The movie’s real strength comes from the storytelling and the constant battle between safety and free will conveyed through the meetings that Tuan has with the film’s various characters as she hunts for the terrorist and discover how their actions tie to her own past and beliefs. There are only two action scenes in the entire film and Harmony uses them to great effect (moreso the second one than the first one). They don’t just occur in order to have a set piece so that the audience can jolt awake after sitting through another one of Spectre’s exposition-heavy board meetings. I’ve heard some people get down on Tuan and Miach for rejecting a solution that they don’t see the downside of, but I don’t understand why you have to agree with a character to find them interesting. You wouldn’t agree with any of the philosophies in Ichi the Killer, but that’s still a good movie unless you’re infected with a condition that prevents you from enjoying fun.

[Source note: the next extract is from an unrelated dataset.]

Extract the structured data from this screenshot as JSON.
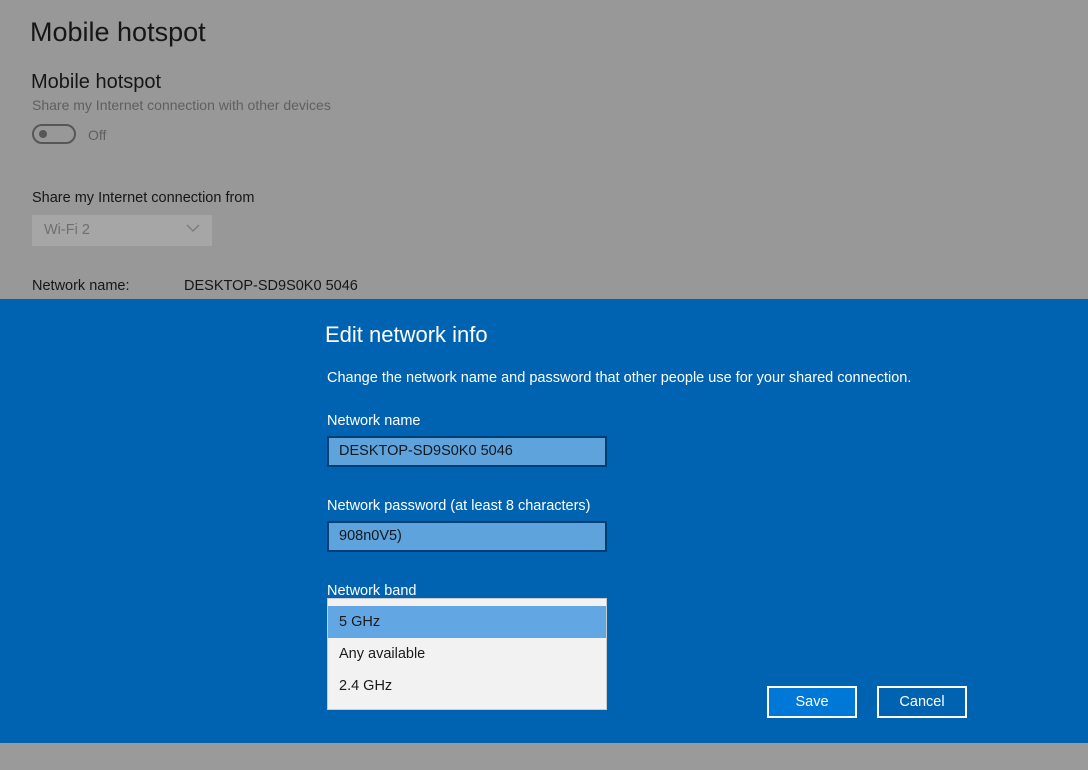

Even fans disagree with me on that in regards to the ending, which has been getting a bit of flak because without spoiling anything, it’s a bit of a downer. Honestly, I’m not really sure what’s wrong with that, because that was the only natural course to take the story after everything the characters went through. I’m sorry if this sounds like common knowledge, but stories don’t get you invested in a character without putting them through some kind of hell. Even slice-of-life stuff has the characters trying to overcome something mundane in fiction, but not in reality, like gardening. Do I agree with the results? No, I wouldn’t want that to happen in reality. But this is fiction, and fiction has to make sense.
But of course, I don’t mind too much as I like a little controversy in regards to anime. If there’s anything that’s ruining the medium – and the entertainment industry as a whole – at this point, it’s the fact that everyone wants to be safe. Personally, I find safety boring. I want something to challenge me, and Harmony definitely did that. Thus, I can’t call it bad. It’s good. Really good. Probably the best original anime film to come out in years. Not that that’s a high bar or anything, but it’s nice to occasionally get something that can stand amongst the best of what Hollywood usually offers us, and it’s even nicer when the majority of a theater’s audience claps with you as soon as the credits roll and the Egoist song plays.
- Also, just like Empire of Corpses, the dubbing is weird at times. Funimation must be slacking in quality lately.
- Why am I not surprised that Bobduh is on the “Empire rules, Harmony drools” side?
- So has anyone been able to separate Egoist from Guilty Crown in the past few years? Because I sure haven’t.